Joseph Whitehead (May 20, 1823 – November 18, 1912) was an English-American grocer and politician who served one term in the Massachusetts House of Representatives.

==Personal life==
Whitehead was born on May 20, 1823, in Yorkshire. He immigrated to the United States in 1845. He resided in California and Milton, New Hampshire, before moving to Saugus, Massachusetts, in 1847. In 1849 he married Sarah M. Townsend, an English-born woman residing in Saugus. They had 5 children, 4 of whom died during infancy. Sarah Whitehead died on February 28, 1867.

==Business career==
After moving to Saugus, Whitehead worked as a spinner. In 1858 he purchased Saugus' First Parish Church, moved it three rods north from its original location in the Saugus Center rotary, and opened a grocery store. In 1886 he was an incorporator of the Saugus Water Company, which was created to provide the town with water for home use and extinguishing fires. He also owned an automobile garage near the Saugus Center railroad station.

==Politics==
Whitehead served as Saugus' town treasurer for many years and was also an overseer of the poor and bondsman to the defaulting collector. In 1877, he defeated fellow Saugonian Augustus B. Davis by fourteen votes to represent the 13th Essex District in the Massachusetts House of Representatives. Whitehead, a member of the Democratic Party, was able to win in a traditionally district that Republican Alexander H. Rice won by 118 votes in that year's gubernatorial election.
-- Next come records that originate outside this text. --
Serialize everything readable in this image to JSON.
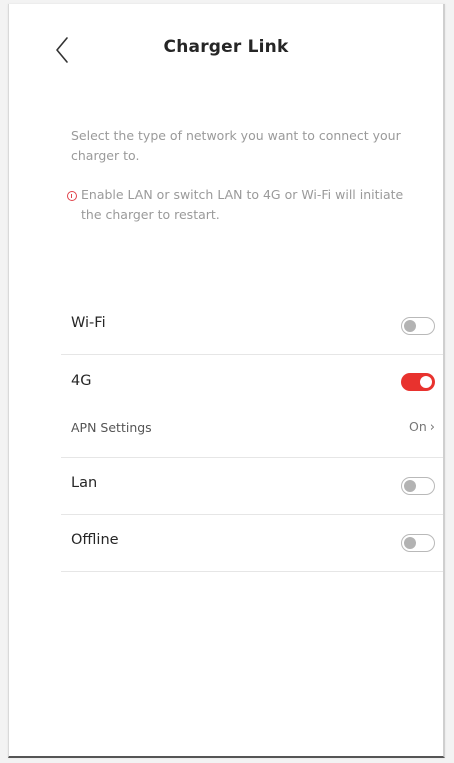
{
  "header": {
    "title": "Charger Link",
    "back_icon": "chevron-left-icon"
  },
  "description": "Select the type of network you want to connect your charger to.",
  "warning": {
    "icon": "alert-circle-icon",
    "text": "Enable LAN or switch LAN to 4G or Wi-Fi will initiate the charger to restart.",
    "color": "#e0424a"
  },
  "networks": [
    {
      "label": "Wi-Fi",
      "enabled": false
    },
    {
      "label": "4G",
      "enabled": true
    },
    {
      "label": "Lan",
      "enabled": false
    },
    {
      "label": "Offline",
      "enabled": false
    }
  ],
  "apn": {
    "label": "APN Settings",
    "value": "On",
    "chevron": "›"
  },
  "colors": {
    "toggle_on": "#e8322e",
    "toggle_off": "#b3b3b3"
  }
}
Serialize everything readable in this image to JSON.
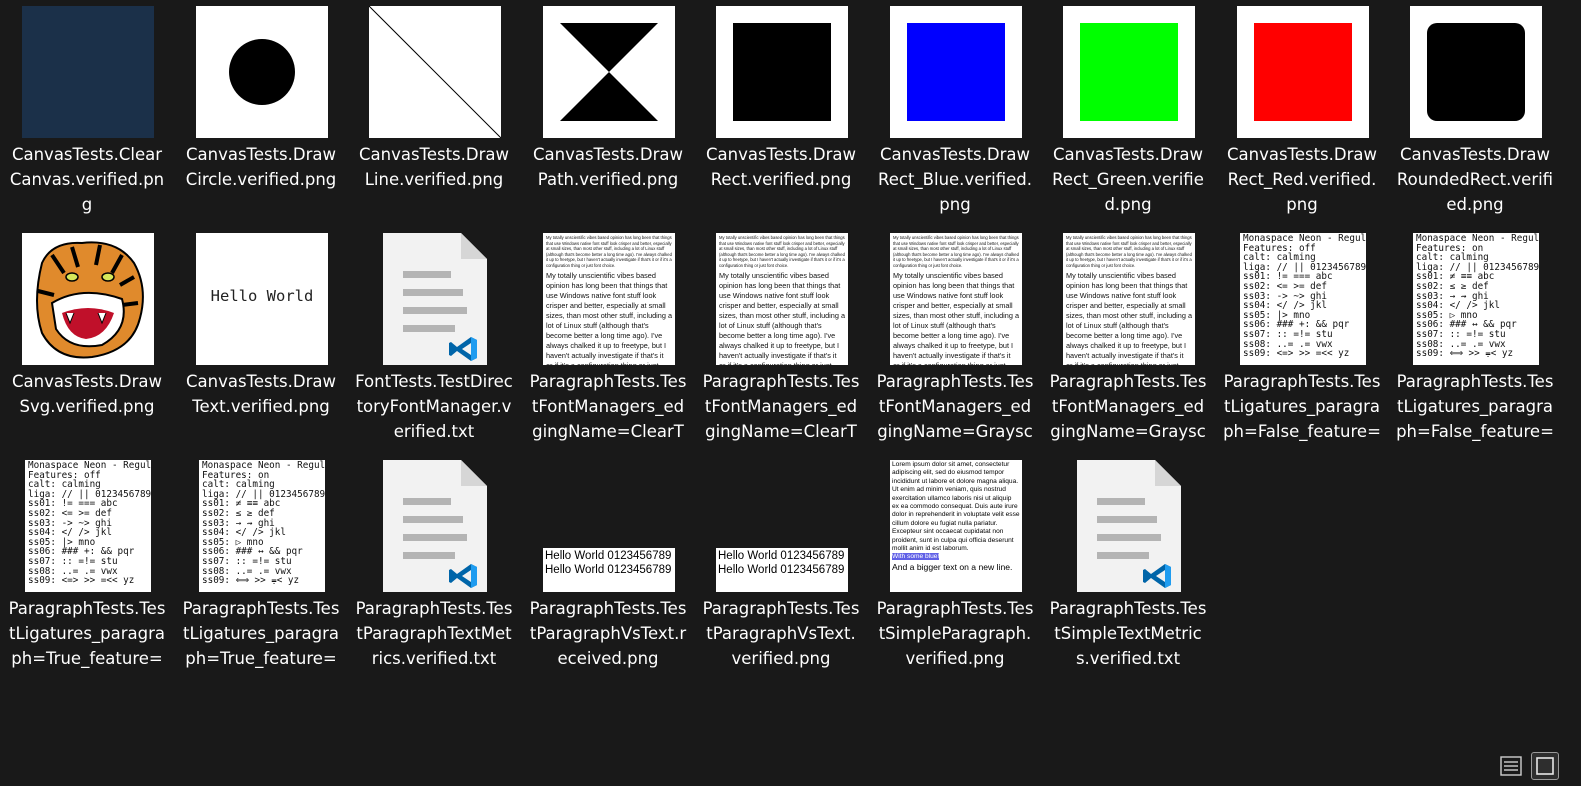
{
  "files": [
    {
      "name": "CanvasTests.ClearCanvas.verified.png",
      "label": "CanvasTests.ClearCanvas.verified.png",
      "kind": "navy"
    },
    {
      "name": "CanvasTests.DrawCircle.verified.png",
      "label": "CanvasTests.DrawCircle.verified.png",
      "kind": "circle"
    },
    {
      "name": "CanvasTests.DrawLine.verified.png",
      "label": "CanvasTests.DrawLine.verified.png",
      "kind": "line"
    },
    {
      "name": "CanvasTests.DrawPath.verified.png",
      "label": "CanvasTests.DrawPath.verified.png",
      "kind": "path"
    },
    {
      "name": "CanvasTests.DrawRect.verified.png",
      "label": "CanvasTests.DrawRect.verified.png",
      "kind": "rect",
      "color": "#000000"
    },
    {
      "name": "CanvasTests.DrawRect_Blue.verified.png",
      "label": "CanvasTests.DrawRect_Blue.verified.png",
      "kind": "rect",
      "color": "#0000ff"
    },
    {
      "name": "CanvasTests.DrawRect_Green.verified.png",
      "label": "CanvasTests.DrawRect_Green.verified.png",
      "kind": "rect",
      "color": "#00ff00"
    },
    {
      "name": "CanvasTests.DrawRect_Red.verified.png",
      "label": "CanvasTests.DrawRect_Red.verified.png",
      "kind": "rect",
      "color": "#ff0000"
    },
    {
      "name": "CanvasTests.DrawRoundedRect.verified.png",
      "label": "CanvasTests.DrawRoundedRect.verified.png",
      "kind": "roundrect"
    },
    {
      "name": "CanvasTests.DrawSvg.verified.png",
      "label": "CanvasTests.DrawSvg.verified.png",
      "kind": "tiger"
    },
    {
      "name": "CanvasTests.DrawText.verified.png",
      "label": "CanvasTests.DrawText.verified.png",
      "kind": "drawtext",
      "preview": "Hello World"
    },
    {
      "name": "FontTests.TestDirectoryFontManager.verified.txt",
      "label": "FontTests.TestDirectoryFontManager.verified.txt",
      "kind": "doc"
    },
    {
      "name": "ParagraphTests.TestFontManagers_edgingName=ClearType_fontMa...",
      "label": "ParagraphTests.TestFontManagers_edgingName=ClearType_fontMa…",
      "kind": "para"
    },
    {
      "name": "ParagraphTests.TestFontManagers_edgingName=ClearType_fontMa...",
      "label": "ParagraphTests.TestFontManagers_edgingName=ClearType_fontMa…",
      "kind": "para"
    },
    {
      "name": "ParagraphTests.TestFontManagers_edgingName=Grayscale_fontMa...",
      "label": "ParagraphTests.TestFontManagers_edgingName=Grayscale_fontMa…",
      "kind": "para"
    },
    {
      "name": "ParagraphTests.TestFontManagers_edgingName=Grayscale_fontMa...",
      "label": "ParagraphTests.TestFontManagers_edgingName=Grayscale_fontMa…",
      "kind": "para"
    },
    {
      "name": "ParagraphTests.TestLigatures_paragraph=False_feature=False.verifie...",
      "label": "ParagraphTests.TestLigatures_paragraph=False_feature=False.verifie…",
      "kind": "mono",
      "variant": "off_plain"
    },
    {
      "name": "ParagraphTests.TestLigatures_paragraph=False_feature=True.verified....",
      "label": "ParagraphTests.TestLigatures_paragraph=False_feature=True.verified.…",
      "kind": "mono",
      "variant": "on_lig"
    },
    {
      "name": "ParagraphTests.TestLigatures_paragraph=True_feature=False.verified....",
      "label": "ParagraphTests.TestLigatures_paragraph=True_feature=False.verified.…",
      "kind": "mono",
      "variant": "off_plain"
    },
    {
      "name": "ParagraphTests.TestLigatures_paragraph=True_feature=True.verified....",
      "label": "ParagraphTests.TestLigatures_paragraph=True_feature=True.verified.…",
      "kind": "mono",
      "variant": "on_lig"
    },
    {
      "name": "ParagraphTests.TestParagraphTextMetrics.verified.txt",
      "label": "ParagraphTests.TestParagraphTextMetrics.verified.txt",
      "kind": "doc"
    },
    {
      "name": "ParagraphTests.TestParagraphVsText.received.png",
      "label": "ParagraphTests.TestParagraphVsText.received.png",
      "kind": "hello"
    },
    {
      "name": "ParagraphTests.TestParagraphVsText.verified.png",
      "label": "ParagraphTests.TestParagraphVsText.verified.png",
      "kind": "hello"
    },
    {
      "name": "ParagraphTests.TestSimpleParagraph.verified.png",
      "label": "ParagraphTests.TestSimpleParagraph.verified.png",
      "kind": "simplepara"
    },
    {
      "name": "ParagraphTests.TestSimpleTextMetrics.verified.txt",
      "label": "ParagraphTests.TestSimpleTextMetrics.verified.txt",
      "kind": "doc"
    }
  ],
  "previews": {
    "para_small": "My totally unscientific vibes based opinion has long been that things that use Windows native font stuff look crisper and better, especially at small sizes, than most other stuff, including a lot of Linux stuff (although that's become better a long time ago). I've always chalked it up to freetype, but I haven't actually investigate if that's it or if it's a configuration thing or just font choice.",
    "para_big": "My totally unscientific vibes based opinion has long been that things that use Windows native font stuff look crisper and better, especially at small sizes, than most other stuff, including a lot of Linux stuff (although that's become better a long time ago). I've always chalked it up to freetype, but I haven't actually investigate if that's it or if it's a configuration thing or just font choice.",
    "hello_lines": "Hello World 0123456789\nHello World 0123456789",
    "simple_para": "Lorem ipsum dolor sit amet, consectetur adipiscing elit, sed do eiusmod tempor incididunt ut labore et dolore magna aliqua. Ut enim ad minim veniam, quis nostrud exercitation ullamco laboris nisi ut aliquip ex ea commodo consequat. Duis aute irure dolor in reprehenderit in voluptate velit esse cillum dolore eu fugiat nulla pariatur. Excepteur sint occaecat cupidatat non proident, sunt in culpa qui officia deserunt mollit anim id est laborum.",
    "simple_highlight": "With some blue!",
    "simple_big": "And a bigger text on a new line.",
    "mono_off_plain": "Monaspace Neon - Regular\nFeatures: off\ncalt: calming\nliga: // || 0123456789\nss01: != === abc\nss02: <= >= def\nss03: -> ~> ghi\nss04: </ /> jkl\nss05: |> mno\nss06: ### +: && pqr\nss07: :: =!= stu\nss08: ..= .= vwx\nss09: <=> >> =<< yz",
    "mono_on_plain": "Monaspace Neon - Regular\nFeatures: on\ncalt: calming\nliga: // || 0123456789\nss01: != === abc\nss02: <= >= def\nss03: -> ~> ghi\nss04: </ /> jkl\nss05: |> mno\nss06: ### +: && pqr\nss07: :: =!= stu\nss08: ..= .= vwx\nss09: <=> >> =<< yz",
    "mono_off_lig": "Monaspace Neon - Regular\nFeatures: off\ncalt: calming\nliga: // || 0123456789\nss01: ≠ ≡≡ abc\nss02: ≤ ≥ def\nss03: → ⇝ ghi\nss04: </ /> jkl\nss05: ▷ mno\nss06: ### ↔ && pqr\nss07: :: =!= stu\nss08: ..= .= vwx\nss09: ⟺ >> ⩦< yz",
    "mono_on_lig": "Monaspace Neon - Regular\nFeatures: on\ncalt: calming\nliga: // || 0123456789\nss01: ≠ ≡≡ abc\nss02: ≤ ≥ def\nss03: → ⇝ ghi\nss04: </ /> jkl\nss05: ▷ mno\nss06: ### ↔ && pqr\nss07: :: =!= stu\nss08: ..= .= vwx\nss09: ⟺ >> ⩦< yz"
  },
  "view": {
    "details_icon": "details-view-icon",
    "large_icons_icon": "large-icons-view-icon",
    "active": "large-icons"
  },
  "colors": {
    "background": "#191919",
    "label": "#ffffff",
    "vscode_blue": "#0065a9"
  }
}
In a letter to the editor of The Boston Globe, George M. Amerige of Saugus blamed Davis' defeat on Whitehead supporters who spread the false rumor that Davis was an alcoholic in the towns where the candidates were not well known.

==Death==
Whitehead died on November 18, 1912, at the Masonic Home in Charlton, Massachusetts, at the age of 89. At the time of his death he was Saugus' oldest resident.